Photo de une : Xavier Malafosse

* Notables, trublions et filous, par Jacques Molénat, les éditions Chabot du Lez, 2015.

 

Contournement et connexion

Si Jean-Pierre Grand est réputé soucieux de faire travailler les promoteurs à Castelnau-le-Lez, en sera-t-il de même pour son dauphin ? Evaluant l’ensemble des projets d’aménagements urbains engagés à près d’un milliard d’euros, « tout confondu », Frédéric Lafforgue devra aussi composer avec la Métropole. Pas toujours tendre avec la collectivité et son président Philippe Saurel, il a déjà rué dans les brancards, au sujet de la déviation Est de Montpellier. « L’autoroute va être inaugurée et rien n’a été fait », grogne-t-il au printemps dernier. « J’ai dit à Saurel qu’on passait pour des pitres ! » Heureusement que la DUP (déclaration d’utilité publique) avait été signée sous l’ère De Villepin, proche de Grand.
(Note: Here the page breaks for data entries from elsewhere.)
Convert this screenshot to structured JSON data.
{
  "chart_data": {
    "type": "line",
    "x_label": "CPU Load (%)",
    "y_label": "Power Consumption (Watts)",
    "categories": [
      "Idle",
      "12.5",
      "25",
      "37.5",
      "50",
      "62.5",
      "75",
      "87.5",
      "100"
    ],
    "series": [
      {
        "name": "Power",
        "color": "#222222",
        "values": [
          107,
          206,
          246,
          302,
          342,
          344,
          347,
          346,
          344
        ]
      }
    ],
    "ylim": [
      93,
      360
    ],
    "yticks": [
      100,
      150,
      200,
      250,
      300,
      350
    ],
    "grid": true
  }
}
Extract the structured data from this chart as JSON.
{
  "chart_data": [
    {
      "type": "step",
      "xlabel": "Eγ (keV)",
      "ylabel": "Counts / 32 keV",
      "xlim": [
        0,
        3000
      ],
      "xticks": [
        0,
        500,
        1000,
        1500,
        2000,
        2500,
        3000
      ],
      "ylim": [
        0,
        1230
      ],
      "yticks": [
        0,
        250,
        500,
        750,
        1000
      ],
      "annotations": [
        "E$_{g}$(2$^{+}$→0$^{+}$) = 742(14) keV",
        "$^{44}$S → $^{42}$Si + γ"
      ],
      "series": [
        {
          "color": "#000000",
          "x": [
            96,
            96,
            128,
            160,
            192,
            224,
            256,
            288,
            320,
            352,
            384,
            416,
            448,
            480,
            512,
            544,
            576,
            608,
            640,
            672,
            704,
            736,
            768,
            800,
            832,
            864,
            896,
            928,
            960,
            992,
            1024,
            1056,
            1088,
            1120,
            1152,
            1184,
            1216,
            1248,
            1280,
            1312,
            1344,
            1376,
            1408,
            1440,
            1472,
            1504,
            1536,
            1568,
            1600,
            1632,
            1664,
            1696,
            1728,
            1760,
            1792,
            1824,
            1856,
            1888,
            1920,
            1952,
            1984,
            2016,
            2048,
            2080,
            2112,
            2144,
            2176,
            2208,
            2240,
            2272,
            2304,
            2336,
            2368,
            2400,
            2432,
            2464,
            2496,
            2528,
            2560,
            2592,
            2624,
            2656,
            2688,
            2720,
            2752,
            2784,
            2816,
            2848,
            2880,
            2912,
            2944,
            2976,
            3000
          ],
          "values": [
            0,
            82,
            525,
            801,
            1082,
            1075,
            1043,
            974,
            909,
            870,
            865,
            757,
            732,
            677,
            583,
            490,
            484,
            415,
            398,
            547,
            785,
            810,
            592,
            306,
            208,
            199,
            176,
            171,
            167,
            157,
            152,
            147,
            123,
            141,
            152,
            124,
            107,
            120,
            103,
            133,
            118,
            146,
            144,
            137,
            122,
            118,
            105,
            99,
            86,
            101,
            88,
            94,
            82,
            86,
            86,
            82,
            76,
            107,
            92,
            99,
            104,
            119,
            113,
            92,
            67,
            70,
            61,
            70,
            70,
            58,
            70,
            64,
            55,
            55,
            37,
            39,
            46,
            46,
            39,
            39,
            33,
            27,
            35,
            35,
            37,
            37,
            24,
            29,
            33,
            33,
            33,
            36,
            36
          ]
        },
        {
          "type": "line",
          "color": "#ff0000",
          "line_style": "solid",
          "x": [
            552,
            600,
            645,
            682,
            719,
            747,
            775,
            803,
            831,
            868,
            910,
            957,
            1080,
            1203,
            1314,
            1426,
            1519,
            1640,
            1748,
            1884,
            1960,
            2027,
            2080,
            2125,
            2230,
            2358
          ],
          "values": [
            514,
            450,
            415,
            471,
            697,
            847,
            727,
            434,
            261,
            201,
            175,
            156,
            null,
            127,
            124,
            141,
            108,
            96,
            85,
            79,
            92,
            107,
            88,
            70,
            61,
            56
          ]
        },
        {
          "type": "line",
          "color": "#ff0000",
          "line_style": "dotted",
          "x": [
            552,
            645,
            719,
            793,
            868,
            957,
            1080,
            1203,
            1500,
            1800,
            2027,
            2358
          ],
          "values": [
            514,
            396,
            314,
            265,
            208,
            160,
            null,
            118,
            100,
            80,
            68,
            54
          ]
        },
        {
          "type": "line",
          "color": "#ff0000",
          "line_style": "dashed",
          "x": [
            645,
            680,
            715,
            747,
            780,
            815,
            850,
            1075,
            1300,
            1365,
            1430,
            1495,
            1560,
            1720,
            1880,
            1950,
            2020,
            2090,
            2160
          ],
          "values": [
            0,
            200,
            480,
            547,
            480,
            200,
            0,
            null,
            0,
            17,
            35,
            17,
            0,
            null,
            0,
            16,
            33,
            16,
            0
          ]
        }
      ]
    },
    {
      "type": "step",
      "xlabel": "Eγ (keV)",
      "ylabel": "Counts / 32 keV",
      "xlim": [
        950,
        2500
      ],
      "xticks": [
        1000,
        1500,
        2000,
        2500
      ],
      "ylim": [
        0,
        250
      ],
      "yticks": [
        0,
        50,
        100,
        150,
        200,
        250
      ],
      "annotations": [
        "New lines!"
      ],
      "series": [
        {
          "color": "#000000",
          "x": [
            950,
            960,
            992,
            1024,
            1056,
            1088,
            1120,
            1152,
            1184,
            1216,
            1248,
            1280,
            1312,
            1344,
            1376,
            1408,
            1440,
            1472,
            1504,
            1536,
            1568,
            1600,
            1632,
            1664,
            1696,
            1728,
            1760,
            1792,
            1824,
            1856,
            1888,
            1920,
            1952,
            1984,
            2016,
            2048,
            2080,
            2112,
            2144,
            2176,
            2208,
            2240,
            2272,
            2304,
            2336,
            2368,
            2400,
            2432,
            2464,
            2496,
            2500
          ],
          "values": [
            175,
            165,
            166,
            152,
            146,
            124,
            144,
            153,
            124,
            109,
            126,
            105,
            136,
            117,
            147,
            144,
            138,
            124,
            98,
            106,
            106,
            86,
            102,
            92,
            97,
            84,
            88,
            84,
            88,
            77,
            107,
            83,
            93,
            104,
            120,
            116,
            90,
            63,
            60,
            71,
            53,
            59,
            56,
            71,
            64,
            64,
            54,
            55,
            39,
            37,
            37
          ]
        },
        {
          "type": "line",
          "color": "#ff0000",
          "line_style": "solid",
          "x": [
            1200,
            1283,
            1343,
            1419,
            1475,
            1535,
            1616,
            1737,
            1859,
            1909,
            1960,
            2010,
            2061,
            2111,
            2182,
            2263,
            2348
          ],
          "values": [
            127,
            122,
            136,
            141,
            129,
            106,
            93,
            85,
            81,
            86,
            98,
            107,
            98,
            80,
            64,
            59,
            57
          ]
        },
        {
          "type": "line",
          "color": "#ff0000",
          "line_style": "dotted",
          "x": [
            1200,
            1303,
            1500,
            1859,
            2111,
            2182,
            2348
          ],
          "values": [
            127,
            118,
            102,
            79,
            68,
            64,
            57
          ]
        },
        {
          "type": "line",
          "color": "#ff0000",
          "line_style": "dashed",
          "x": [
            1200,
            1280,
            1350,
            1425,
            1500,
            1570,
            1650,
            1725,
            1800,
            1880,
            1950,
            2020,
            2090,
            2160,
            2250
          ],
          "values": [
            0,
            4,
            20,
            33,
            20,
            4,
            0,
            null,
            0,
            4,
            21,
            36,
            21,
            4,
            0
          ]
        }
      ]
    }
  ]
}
Ça a du bon d’avoir le bras long.

 

Vers des tensions avec Philippe Saurel…

Frédéric Lafforgue ne siègera pas à la métropole comme depuis le début du mandat municipal. En 2014, l’élu ne figurait pas sur la liste des personnes éligibles dans cette assemblée. Le futur édile de Castelnau assistera néanmoins à la conférence des maires du lundi. « Je pourrai m’exprimer librement et même pointer les choses qui ne vont pas », explique-t-il à son entourage. Avec le président Saurel, la relation pourrait bien se révéler complexe. En effet, selon nos informations, le maire de Montpellier aurait plus de sensibilité pour un autre Castelnauvien : l’avocat Jean-Marc Maillot, co-dirigeant du Cercle Mozart. De plus, dans les arcanes du pouvoir héraultais, il se dit régulièrement que Frédéric Lafforgue doit à Philippe Saurel sa défaite aux départementales de 2015 contre Renaud Calvat, le maire PS de Jacou. Mais c’est surtout l’éviction de Catherine Dardé, 1re adjointe à Castelnau, à la première vice-présidence de Montpellier3M qui a mis le feu. Désormais entre Jean-Pierre Grand et Philippe Saurel, rien ne va plus… Et cela ne devrait pas s’améliorer avec l’avènement de Frédéric Lafforgue.